Overview
North-Mini-Code-1.0 is CohereLabs' first model built for developers, and it targets agentic software engineering rather than general chat. The cohere2moe tag points to its architecture: a decoder-only Transformer-based sparse Mixture-of-Experts model with 30.5B total parameters but only about 3B active per token, drawn from 128 experts that activate 8 at a time. That sparse design is what lets a 30B-class coding model run on a single workstation GPU instead of a server rack.
The local-AI angle is the point. With Atomic Chat you load the weights once and the model runs fully on your own hardware: no API key, no per-token billing, no code leaving the machine. It works offline after download, which matters for proprietary repositories and air-gapped setups where sending source files to a hosted endpoint isn't allowed.
What it is good at
North-Mini-Code-1.0 was post-trained on real software engineering and terminal tasks, with native tool use and interleaved thinking. That shapes what it does well:
- Agentic coding — it plans, edits files, and runs terminal commands across long task sequences, which suits it to coding agents like OpenCode rather than one-shot snippet generation.

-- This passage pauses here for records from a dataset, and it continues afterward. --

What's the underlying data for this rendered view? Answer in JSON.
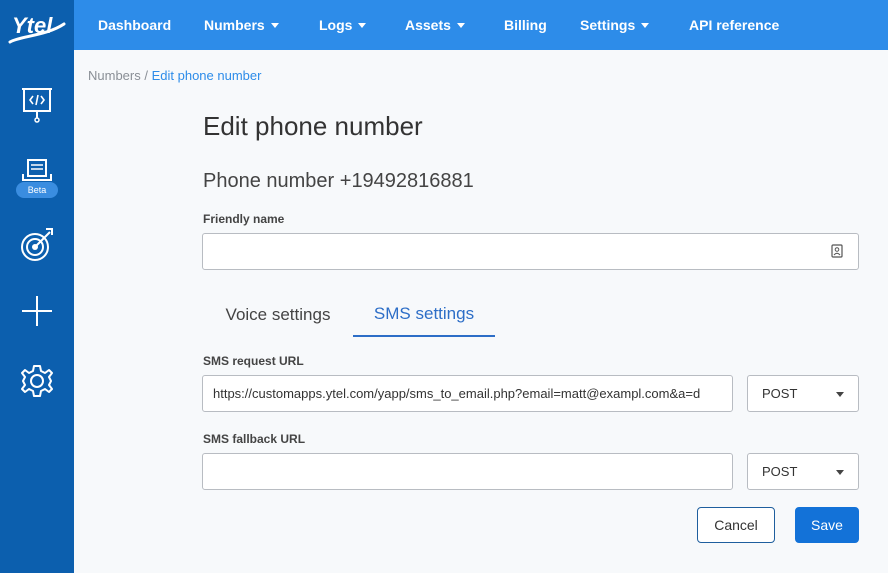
{
  "brand": {
    "logo_text": "Ytel"
  },
  "sidebar": {
    "items": [
      {
        "icon": "code-presentation-icon"
      },
      {
        "icon": "document-feed-icon",
        "badge": "Beta"
      },
      {
        "icon": "target-icon"
      },
      {
        "icon": "plus-icon"
      },
      {
        "icon": "gear-icon"
      }
    ]
  },
  "nav": {
    "items": [
      {
        "label": "Dashboard"
      },
      {
        "label": "Numbers"
      },
      {
        "label": "Logs"
      },
      {
        "label": "Assets"
      },
      {
        "label": "Billing"
      },
      {
        "label": "Settings"
      },
      {
        "label": "API reference"
      }
    ]
  },
  "breadcrumb": {
    "parent": "Numbers",
    "separator": " / ",
    "current": "Edit phone number"
  },
  "page": {
    "title": "Edit phone number",
    "phone_heading": "Phone number +19492816881"
  },
  "form": {
    "friendly_name": {
      "label": "Friendly name",
      "value": ""
    },
    "tabs": [
      {
        "label": "Voice settings",
        "active": false
      },
      {
        "label": "SMS settings",
        "active": true
      }
    ],
    "sms_request_url": {
      "label": "SMS request URL",
      "value": "https://customapps.ytel.com/yapp/sms_to_email.php?email=matt@exampl.com&a=d",
      "method": "POST"
    },
    "sms_fallback_url": {
      "label": "SMS fallback URL",
      "value": "",
      "method": "POST"
    },
    "cancel_label": "Cancel",
    "save_label": "Save"
  },
  "colors": {
    "sidebar": "#0c5fae",
    "topbar": "#2d8ce9",
    "primary": "#1372d8",
    "active_tab": "#2d6ec7"
  }
}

- Tool calling and reasoning — built-in
tool_callingandthinkinglet it decide when to call a function, read the result, and reason through the next step instead of guessing in one pass. - Repository-scale work — the long context window keeps many files and a full agent trajectory in view at once, so it can trace a bug across modules or refactor against the whole codebase.
Running it locally
The model is 30.5B parameters with a context length of 500,000 tokens. The full-precision weights want a single H100 80GB (FP8) or 2x A100 40GB (BF16), but the community has published quantized builds: Unsloth GGUFs range from roughly 9GB up to full BF16, so smaller machines can load a lower-bit quant. Download the official weights with:
huggingface-cli download CohereLabs/North-Mini-Code-1.0
For serving, vLLM and SGLang support the cohere2moe architecture today; llama.cpp and Ollama need a build that includes the 128-expert support. In Atomic Chat you pick the quant that fits your VRAM and load it with one click, then chat or wire it into a coding agent locally.
License
North-Mini-Code-1.0 is released under the apache-2.0 license. That permits commercial use, modification, and redistribution, with patent protection and only an attribution requirement. Cohere also asks users to follow its Acceptable Use Policy alongside the license.